L’ultimatum lancé par la CEDEAO aux militaires est expiré depuis le dimanche 6 septembre. La Côte d’Ivoire, comme plusieurs autres pays de l’organisation, s’est engagés à fournir des soldats pour réinstaller, par la force, si le général Abdourahamane Tchiani et ses hommes ne rendent pas le pouvoir, le président Bazoum.
Dans cette affaire, les éléments de langages des activistes ‘‘panafricanistes’’ passent. « C’est la France qui est derrière cette guerre contre le Niger », se dit convaincu Bokoum. Il brandit une vidéo de l’activiste Kémi Séba où le Franco-Béninois est incisif.
« Croyez-moi, ne faites pas l’erreur d’attaquer, ce sera l’erreur de trop », peut-on entendre l’activiste. Il poursuit en explique que ce qui se joue à Niamey dépasse le cadre sous-régional. « Il s’agit uniquement de la guerre entre l’impérialisme occidental, et ceux qui lui résistent. Ne soyez pas du mauvais côté de l’Histoire », avance le président de l’ONG Urgences Panafricanistes. Bokoum est persuadé : « Nous sommes appauvrit par la France », explique le vendeur de lunette. L’argument de Kémi Séba sur le contraste entre la richesse du Niger en Uranium et l’avant dernière place que le pays occupe dans les rang des pays les plus pauvre du monde prend le dessus.
Ce narratifs fait son chemin et est bien repris par bon nombre de résident de l’espace CEDEAO. Pour le président de l’Union des ressortissants des États membres de la CEDEAO en Côte d’Ivoire, (UREM-CEDEOAO), c’est bien une « une guerre de reconquête de l’Afrique par la France » qui se prépare au Niger.
El Hadj Sékou Kaba, par ailleurs président du Haut conseil des Guinéens de Côte d’Ivoire, cette intervention n’est pas nécessaire.
« J’ai peur des effets collatéraux. L’innocente population souffre et malheureusement la CEDEAO suit le dictat de la France, qui ne voit que ses intérêts. S.E. Bazoum n’est qu’un prétexte. Que deviendra notre Afrique après ces intimidations et ces actions? », s’inquiète M. Kaba.

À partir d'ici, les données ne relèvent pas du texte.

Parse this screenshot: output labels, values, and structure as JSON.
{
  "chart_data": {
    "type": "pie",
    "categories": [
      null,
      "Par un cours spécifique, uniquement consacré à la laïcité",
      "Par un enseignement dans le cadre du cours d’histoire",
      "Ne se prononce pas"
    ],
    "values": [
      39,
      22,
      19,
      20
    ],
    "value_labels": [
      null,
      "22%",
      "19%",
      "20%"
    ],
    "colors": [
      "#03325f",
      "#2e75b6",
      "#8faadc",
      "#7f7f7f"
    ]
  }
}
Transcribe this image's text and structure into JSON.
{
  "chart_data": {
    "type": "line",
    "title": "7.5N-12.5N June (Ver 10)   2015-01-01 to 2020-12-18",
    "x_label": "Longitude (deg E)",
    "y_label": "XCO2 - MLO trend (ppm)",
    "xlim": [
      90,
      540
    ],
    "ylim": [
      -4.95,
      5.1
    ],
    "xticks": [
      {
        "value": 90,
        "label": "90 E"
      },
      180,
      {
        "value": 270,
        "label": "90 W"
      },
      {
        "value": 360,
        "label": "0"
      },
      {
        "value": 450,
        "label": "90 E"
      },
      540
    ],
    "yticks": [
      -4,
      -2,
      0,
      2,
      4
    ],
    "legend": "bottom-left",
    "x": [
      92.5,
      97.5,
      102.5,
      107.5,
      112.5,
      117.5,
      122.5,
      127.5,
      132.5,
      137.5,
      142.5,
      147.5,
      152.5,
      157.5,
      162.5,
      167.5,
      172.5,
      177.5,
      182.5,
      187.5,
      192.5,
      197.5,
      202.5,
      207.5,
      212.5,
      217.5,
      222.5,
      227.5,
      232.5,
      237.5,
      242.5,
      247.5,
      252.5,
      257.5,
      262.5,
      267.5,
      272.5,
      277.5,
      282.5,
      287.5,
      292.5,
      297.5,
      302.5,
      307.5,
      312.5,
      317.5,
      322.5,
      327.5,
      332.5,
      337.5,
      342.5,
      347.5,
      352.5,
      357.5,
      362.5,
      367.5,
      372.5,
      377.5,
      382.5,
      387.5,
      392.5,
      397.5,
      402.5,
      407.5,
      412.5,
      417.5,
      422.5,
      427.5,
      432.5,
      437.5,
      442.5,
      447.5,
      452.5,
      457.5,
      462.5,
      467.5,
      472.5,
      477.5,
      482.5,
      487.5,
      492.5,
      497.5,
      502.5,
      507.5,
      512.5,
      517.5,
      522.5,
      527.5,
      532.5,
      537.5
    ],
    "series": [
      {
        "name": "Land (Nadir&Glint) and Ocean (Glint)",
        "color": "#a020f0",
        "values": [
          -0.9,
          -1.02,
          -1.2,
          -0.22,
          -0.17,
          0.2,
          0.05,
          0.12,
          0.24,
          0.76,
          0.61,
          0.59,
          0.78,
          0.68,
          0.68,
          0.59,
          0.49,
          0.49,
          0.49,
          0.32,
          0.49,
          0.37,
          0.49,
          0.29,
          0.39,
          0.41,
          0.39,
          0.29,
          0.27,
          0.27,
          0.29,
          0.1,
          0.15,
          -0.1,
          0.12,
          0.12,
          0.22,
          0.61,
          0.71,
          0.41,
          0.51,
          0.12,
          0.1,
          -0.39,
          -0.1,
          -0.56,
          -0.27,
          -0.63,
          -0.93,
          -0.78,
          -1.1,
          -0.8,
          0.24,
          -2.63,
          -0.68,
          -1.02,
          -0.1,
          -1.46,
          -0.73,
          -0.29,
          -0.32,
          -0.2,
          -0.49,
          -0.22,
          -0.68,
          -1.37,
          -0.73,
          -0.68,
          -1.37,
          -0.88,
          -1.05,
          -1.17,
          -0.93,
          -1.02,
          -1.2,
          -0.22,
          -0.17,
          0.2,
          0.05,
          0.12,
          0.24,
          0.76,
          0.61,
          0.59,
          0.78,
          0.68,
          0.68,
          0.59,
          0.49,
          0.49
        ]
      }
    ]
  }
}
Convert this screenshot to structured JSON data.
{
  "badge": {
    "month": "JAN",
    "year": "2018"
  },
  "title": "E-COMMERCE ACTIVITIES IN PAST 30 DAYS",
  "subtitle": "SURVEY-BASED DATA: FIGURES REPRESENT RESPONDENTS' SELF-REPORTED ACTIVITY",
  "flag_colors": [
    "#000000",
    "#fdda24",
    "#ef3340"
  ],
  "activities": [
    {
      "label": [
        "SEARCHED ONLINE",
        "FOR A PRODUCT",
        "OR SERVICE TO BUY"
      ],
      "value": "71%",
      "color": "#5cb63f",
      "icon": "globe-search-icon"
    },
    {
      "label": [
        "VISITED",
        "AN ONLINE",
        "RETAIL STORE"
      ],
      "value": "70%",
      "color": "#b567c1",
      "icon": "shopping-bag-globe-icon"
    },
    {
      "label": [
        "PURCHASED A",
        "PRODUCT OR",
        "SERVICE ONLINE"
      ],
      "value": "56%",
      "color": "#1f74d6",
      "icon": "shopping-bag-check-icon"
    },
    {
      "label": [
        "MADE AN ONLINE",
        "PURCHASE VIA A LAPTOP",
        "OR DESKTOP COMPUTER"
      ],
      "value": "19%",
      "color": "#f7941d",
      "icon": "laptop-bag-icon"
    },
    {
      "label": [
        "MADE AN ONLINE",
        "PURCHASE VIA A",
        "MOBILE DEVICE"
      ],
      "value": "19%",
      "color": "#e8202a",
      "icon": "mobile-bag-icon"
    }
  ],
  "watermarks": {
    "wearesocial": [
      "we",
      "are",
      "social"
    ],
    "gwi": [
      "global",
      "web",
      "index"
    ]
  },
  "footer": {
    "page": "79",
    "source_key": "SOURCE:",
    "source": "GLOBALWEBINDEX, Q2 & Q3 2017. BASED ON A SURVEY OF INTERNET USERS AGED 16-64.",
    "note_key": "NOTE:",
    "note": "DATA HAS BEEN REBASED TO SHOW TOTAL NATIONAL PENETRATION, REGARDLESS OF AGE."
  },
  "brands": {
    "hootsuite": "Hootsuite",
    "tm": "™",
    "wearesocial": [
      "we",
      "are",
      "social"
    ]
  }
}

le 9 août, cette union, qui regroupe les communautés de tous les pays de la CEDEAO vivant en Côte d’Ivoire, avait, lors d’une conférence de presse à Abidjan, pris position contre la solution militaire. Non sans proposer un règlement politique. « Il fait éviter de créer une sorte de confrontation entre et contre des pays frères », avait plaidé le Président Sékou Kaba.
La CEDEAO va-t-elle infléchir sa position et opter pour l’option diplomatique qui consiste à discuter avec la junte ?
« Il y a un grand fossé entre la CEDEAO, institution et la CEDEAO des peuples », analyse Marc Dossa, président de l’Organisation de la Presse Diplomatique et Politique de Côte d’Ivoire (OPDP-CI). Pour lui, ce fossé a été entretenu et élargit par certaines positions incohérentes de l’organisation. « Les populations ne comprennent pas qu’on tolère des coups d’Etat, comme au Mali ou Burkina Faso, et qu’on feigne la fermeté face à d’autres, comme celui du Niger ». Pour Marc Dossa l’organisation doit tirer les leçons de ses incohérences et repartir sur de nouvelles bases.
« Il faut dialoguer », a proposé le président de l’ODP-CI lors d’une audience avec la représentante résidente de la CEDEAO en Côte d’Ivoire, Fanta Cissé.
« Peut-être que nous ne communiquons pas assez. C’est possible. Mais je crois que la CEDEAO devrait être soutenue par les populations. Les coups d’Etats sont inacceptables. On ne peut pas atteindre nos objectifs de développement avec ces crises institutionnelles qui déstabilisent nos États », regrette la diplomate la CEDEAO qui assure que l’organisation s’active à renforcer l’intégration sous-régionale. Tout en invitant à l’implication de toutes les communautés pour relever les défis sécuritaires auxquels l’espace fait face.